Hiding in Plain Sight by Locomotive Pie
This extended-length (15 tracks) collection of mostly original tunes has a lot going for it: tasteful, never over-played instrumentation, deceptively simple songs and Mark Appleford’s reedy and strangely familiar vocals. For listeners unfamiliar with regular Blue Mountain Pizza gigs of this trio (bassist Jim Boyer and percussionist Billy Owens join Appleford), Hiding is a great introduction. The song styles reference country rock acts like America and Neil Young and Crazy Horse, with harmonica that ventures toward the lonely side of the blues. Some songs are hooky enough to recall the blues-pop of the Spin Doctors (“Lettin’ it All Hang Out,” “Forget You”) while others—“Maybe” with its swingy, two-step feel and the rollicking, jazzy flavor of “I Know Enough”—showcase Locomotive Pie’s versatility. Hiding is a solid, if seemingly endless, effort.
Locomotive Pie plays Blue Mountain Pizza on Saturday, Nov. 29, 7 p.m.

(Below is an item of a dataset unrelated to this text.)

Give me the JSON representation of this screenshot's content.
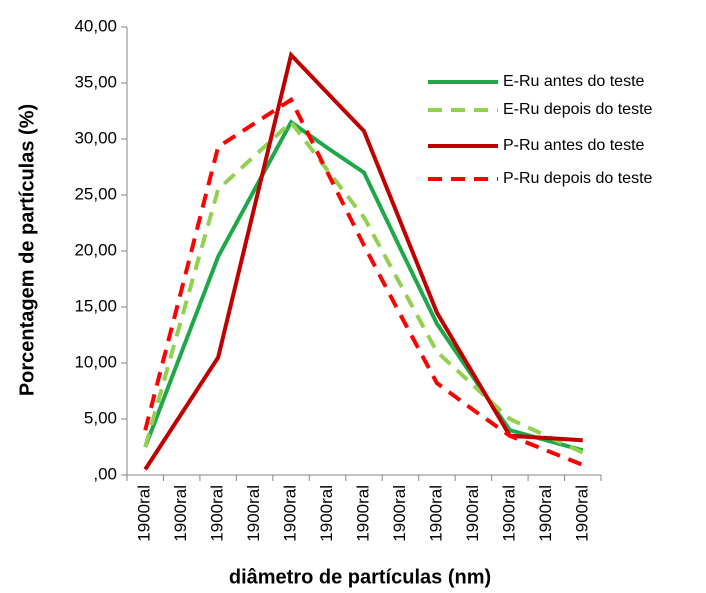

The Unraveling by Free Planet Radio
At first glance, an uninitiated listener could pass Free Planet Radio’s new release (the group’s first in four years) off as atmospheric New Age soundscape, what with the Buddha on the cover and the list of well-traveled instruments. But what percussionist River Guerguerian, multi-instrumentalist Chris Rosser and Grammy Award-winning bassist Eliot Wadopian create is far beyond the sum of their parts. Unraveling‘s tracks journey from world-beat tapestries (“Tangoa” is distinctly Middle Eastern) to heady jazz compositions (“Same Sad Refrain”). Free Planet Radio’s artists could be equally at home backing Scheherazade or setting the mood in a swank urban watering hole, but the flawless execution of Unraveling suggests they’re unaffected by their surroundings and instead aspire to craft whole new worlds and moods.

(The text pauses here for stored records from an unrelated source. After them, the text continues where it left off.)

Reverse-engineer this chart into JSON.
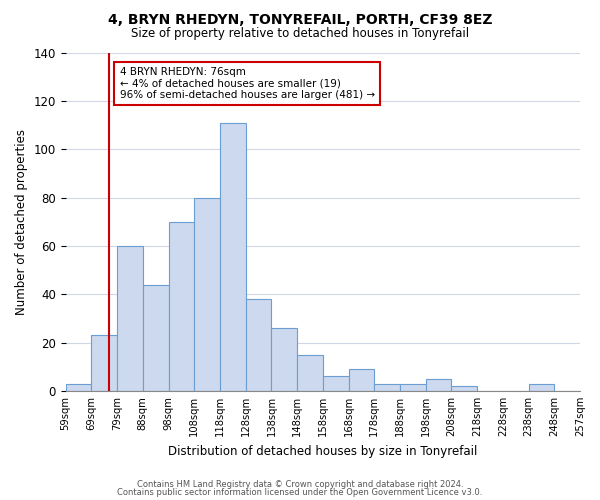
{
  "title": "4, BRYN RHEDYN, TONYREFAIL, PORTH, CF39 8EZ",
  "subtitle": "Size of property relative to detached houses in Tonyrefail",
  "xlabel": "Distribution of detached houses by size in Tonyrefail",
  "ylabel": "Number of detached properties",
  "bar_color": "#ccd9ee",
  "bar_edge_color": "#6b9fd4",
  "bin_labels": [
    "59sqm",
    "69sqm",
    "79sqm",
    "88sqm",
    "98sqm",
    "108sqm",
    "118sqm",
    "128sqm",
    "138sqm",
    "148sqm",
    "158sqm",
    "168sqm",
    "178sqm",
    "188sqm",
    "198sqm",
    "208sqm",
    "218sqm",
    "228sqm",
    "238sqm",
    "248sqm",
    "257sqm"
  ],
  "counts": [
    3,
    23,
    60,
    44,
    70,
    80,
    111,
    38,
    26,
    15,
    6,
    9,
    3,
    3,
    5,
    2,
    0,
    0,
    3,
    0
  ],
  "vline_bin": 1.7,
  "vline_color": "#cc0000",
  "annotation_text": "4 BRYN RHEDYN: 76sqm\n← 4% of detached houses are smaller (19)\n96% of semi-detached houses are larger (481) →",
  "annotation_box_color": "#ffffff",
  "annotation_box_edge": "#cc0000",
  "ylim": [
    0,
    140
  ],
  "yticks": [
    0,
    20,
    40,
    60,
    80,
    100,
    120,
    140
  ],
  "footer1": "Contains HM Land Registry data © Crown copyright and database right 2024.",
  "footer2": "Contains public sector information licensed under the Open Government Licence v3.0."
}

Learn more about Free Planet Radio at www.freeplanetradio.com.
Bloodroot Red by Eliza Rosbach
For this listener, “Spinning the bottle” is the standout track on singer/songwriter Eliza Rosbach’s disc. The rich harmonies (with herself) and the drop-dead standup bass line (provided by John Branigan) are reason enough, but the line, “Whoever said nice guys never win must have been an a**hole,” is the clincher. Bloodroot Red is an acoustic collection with pin-drop clarity, excellent musicianship and some stellar songwriting. Rosbach dances on the fence between Appalachian folk and quirk pop, adding in an Abigail Washburn-reminiscent banjo here (paired with lyrics culled from the poetry of Rosbach’s great-grandmother), a homespun lullaby of botany and mountain lore there. Rosbach’s singing voice is distinctively Southern and thick with inflection. Unusual, but effective, much like this haunting and highly unique collection that reveals its intricate layers with further listening.
Copies of Eliza Rosbach’s album are available at www.cdbaby.com/cd/elizarosbach.
Hectors Nectar by Hector’s Nectar
This self-titled debut from local lounge duo Hector’s Nectar is the soundtrack to a project that is as much performance art as it is a band. The slight five-song collection is a testament to capabilities of two guys (Ben Gibbs and Rory Kelly, of Crank County Daredevils) with decent recording equipment and a little MySpace.com self-marketing savvy. Aside from layered keys and shimmery percussion, “Sun and Sand” features some intricate guitar work, while “Darling Sophia” serves up an aggressively surf-rock bass line bleeding through spacey synth and funk guitar. Unabashed theatrics—Gibbs’ soaring (and likely modified) vocals; disco beats and ‘80s electronics—lend to the cinematic feel of this record. In fact, the only thing that doesn’t scream retro-glam excess is the all-too-brief playtime.